The Avani+ Barbarons Seychelles Resort was completely transformed and reopened last summer after several years of closure for extensive renovations. The transformation goes far beyond refurbishment. A completely new wing reshapes the experience, designed around water, flow, and openness, creating a more contemporary, lifestyle-driven zone within the property.

We stayed in a pampering chalet, part of this recent transformation. A truly recommended experience. Waking each morning facing Barbarons Bay, breathing the fresh air while lying on a soft bean bag lounger, with the ocean stretching endlessly ahead, is a moment to be cherished forever.

We also enjoyed the spa – a tranquil, forest-shaded sanctuary, unwinding with serene, rejuvenating treatments. Simply paradise.

“This resort is one of the most iconic in Seychelles, even before the airport was inaugurated,” reveals Naji Esta, Country Manager of Minor Hotels in Seychelles. “It has been operating under the Avani brand since 2014. During COVID, the owners offered it to the government as a gesture, and after the plague it remained closed for three years during the extensive redevelopment, backed by a $70 million investment. We currently offer 180 rooms, with plans to expand to 260. The outcome is truly unique.”
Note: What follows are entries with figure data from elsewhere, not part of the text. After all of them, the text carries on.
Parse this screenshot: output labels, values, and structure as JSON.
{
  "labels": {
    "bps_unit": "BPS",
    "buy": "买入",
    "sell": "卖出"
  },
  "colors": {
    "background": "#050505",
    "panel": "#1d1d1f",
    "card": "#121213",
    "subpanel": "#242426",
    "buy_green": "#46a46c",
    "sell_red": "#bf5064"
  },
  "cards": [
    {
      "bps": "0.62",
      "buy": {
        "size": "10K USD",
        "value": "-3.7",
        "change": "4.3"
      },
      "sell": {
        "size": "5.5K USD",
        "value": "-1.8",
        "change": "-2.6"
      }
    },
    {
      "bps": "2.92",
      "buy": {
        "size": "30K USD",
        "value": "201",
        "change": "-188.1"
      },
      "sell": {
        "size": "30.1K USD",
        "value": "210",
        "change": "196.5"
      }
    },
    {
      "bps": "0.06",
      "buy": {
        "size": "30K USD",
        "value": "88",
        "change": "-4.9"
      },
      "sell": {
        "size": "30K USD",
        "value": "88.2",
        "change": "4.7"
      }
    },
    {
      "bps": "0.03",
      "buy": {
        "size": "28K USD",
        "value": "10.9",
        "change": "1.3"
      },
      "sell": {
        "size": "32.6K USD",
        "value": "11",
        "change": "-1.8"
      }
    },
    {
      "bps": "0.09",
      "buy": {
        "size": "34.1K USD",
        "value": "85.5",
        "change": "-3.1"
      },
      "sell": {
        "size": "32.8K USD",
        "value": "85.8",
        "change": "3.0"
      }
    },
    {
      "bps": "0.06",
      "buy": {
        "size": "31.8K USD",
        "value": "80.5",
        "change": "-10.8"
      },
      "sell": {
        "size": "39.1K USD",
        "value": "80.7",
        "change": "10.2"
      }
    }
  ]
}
Esta, no stranger to tropical resorts, previously held managerial roles in the Caribbean. When I ask what sets the property apart, he explains:

“One of the main reasons to stay with us at Barbarons is not only the beach, but also one of Mahé’s largest pools. At the same time, the resort offers different areas and pockets to enjoy. Whether you seek serenity at the far end of the beach, a lively atmosphere around the pool with music and cocktails, or a quieter sanctuary in the new wing. You can find it all here.”
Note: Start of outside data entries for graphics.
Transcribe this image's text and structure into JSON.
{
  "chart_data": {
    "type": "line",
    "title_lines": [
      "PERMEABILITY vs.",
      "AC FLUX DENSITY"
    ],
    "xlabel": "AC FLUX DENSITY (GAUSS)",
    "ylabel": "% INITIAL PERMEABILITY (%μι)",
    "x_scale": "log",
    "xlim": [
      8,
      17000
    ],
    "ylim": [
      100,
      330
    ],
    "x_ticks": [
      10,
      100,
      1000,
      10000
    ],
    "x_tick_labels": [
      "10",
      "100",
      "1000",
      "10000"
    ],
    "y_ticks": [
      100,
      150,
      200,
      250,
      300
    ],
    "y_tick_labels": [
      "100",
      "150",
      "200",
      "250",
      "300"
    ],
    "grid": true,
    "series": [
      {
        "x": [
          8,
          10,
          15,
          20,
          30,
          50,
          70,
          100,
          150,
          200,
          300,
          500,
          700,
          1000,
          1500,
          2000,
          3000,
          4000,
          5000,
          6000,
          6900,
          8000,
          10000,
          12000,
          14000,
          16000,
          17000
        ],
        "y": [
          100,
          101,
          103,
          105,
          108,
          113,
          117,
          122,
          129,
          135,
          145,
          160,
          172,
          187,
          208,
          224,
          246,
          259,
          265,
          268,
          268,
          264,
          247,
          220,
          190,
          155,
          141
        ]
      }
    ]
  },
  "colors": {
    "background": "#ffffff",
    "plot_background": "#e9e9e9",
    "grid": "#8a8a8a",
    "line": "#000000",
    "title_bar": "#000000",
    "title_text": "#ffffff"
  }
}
I was intrigued by  “+” in the Avani name. As part of Thailand-based Minor Hotels, Avani Hotels & Resorts sits in the group’s upscale, lifestyle-driven tier, bridging contemporary design and relaxed luxury between the more premium Anantara and the design-led brands. While Anantara represents immersive, destination-driven luxury, Avani is defined by modern, social, lifestyle experiences.

“The plus indicates an elevated tier, a step-up version,” Esta explains. “Upgraded rooms and suites, enhanced design, a stronger resort feel, and more experiential elements – wellness, activities, immersive touches, and richer gastronomy. It’s about the depth of the experience.”
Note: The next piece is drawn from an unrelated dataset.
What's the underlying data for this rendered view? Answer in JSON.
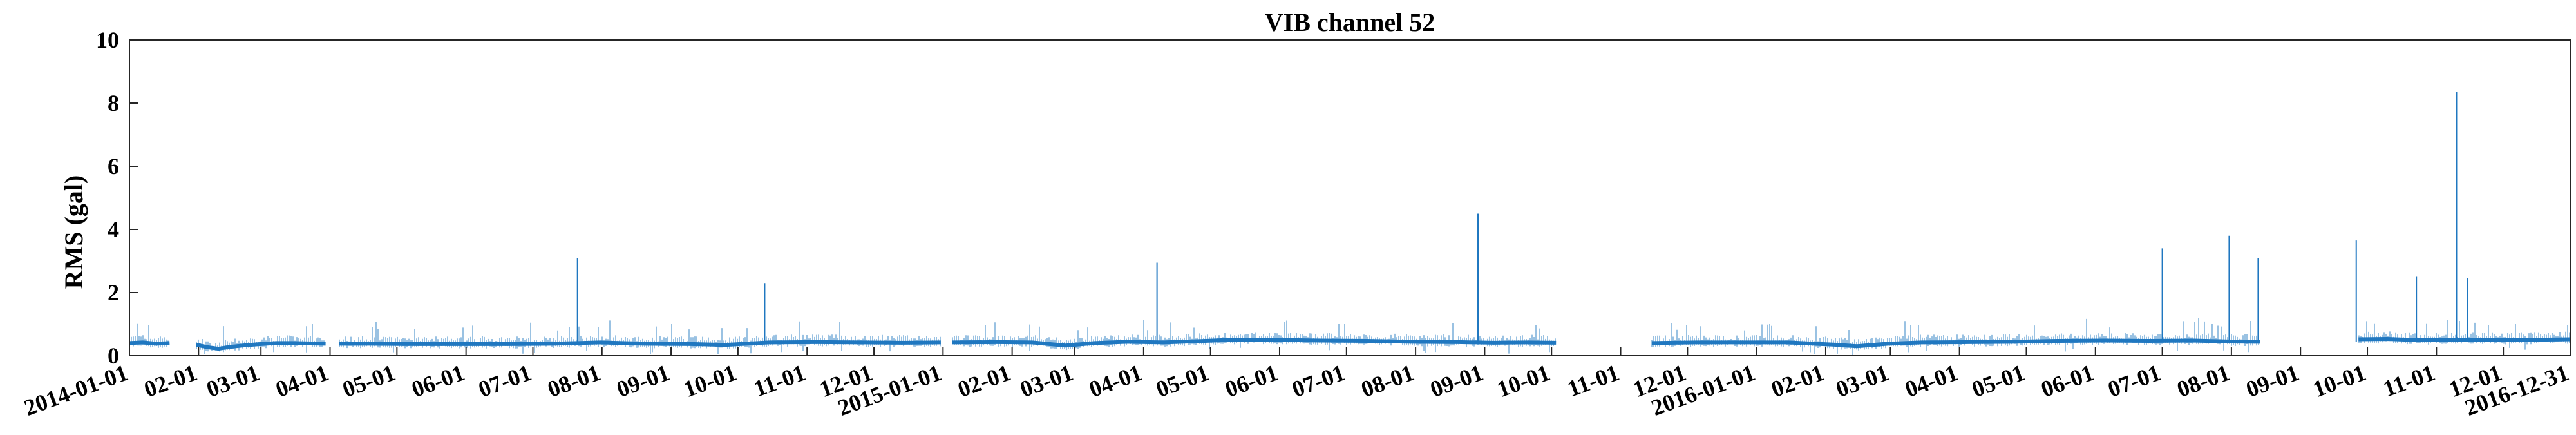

At the heart of the culinary offering, Executive Chef Robin Etienne brings a refined, quietly confident touch, translating Seychelles’ rich Creole heritage into vibrant, contemporary plates. Working closely with local ingredients, his cuisine feels both grounded and elevated. A seamless expression of place that adds depth and authenticity to the resort’s easygoing rhythm.

We experienced his exquisite gastronomy at the elevated “Somewhere” restaurant. When he joined us for a pleasant hour during dessert, I expressed my desire to revisit breadfruit. One of Seychelles’ most emblematic ingredients. Memories from my first visit to Mahé resurfaced. Once considered a survival food, breadfruit is now elevated by chefs into a versatile canvas, absorbing spices, carrying sauces, and anchoring dishes with a strong sense of place. Chef Robin just smiled.

On our final dinner, a surprise awaited us: a specially prepared breadfruit gnocchi. It was a divine experience. A quiet expression of Seychelles itself, rooted and generous. What a way to conclude our journey in Mahé.

“Our main markets are Germany and the Gulf Emirates, but the Israeli market is one of our top priorities,” concludes the ever-smiling Esta before our departure. “We see strong demand from Israel, especially from groups, and these are very encouraging statistics. We hope this demand will continue to grow.”

Being one of these visitors, I can only wholeheartedly agree.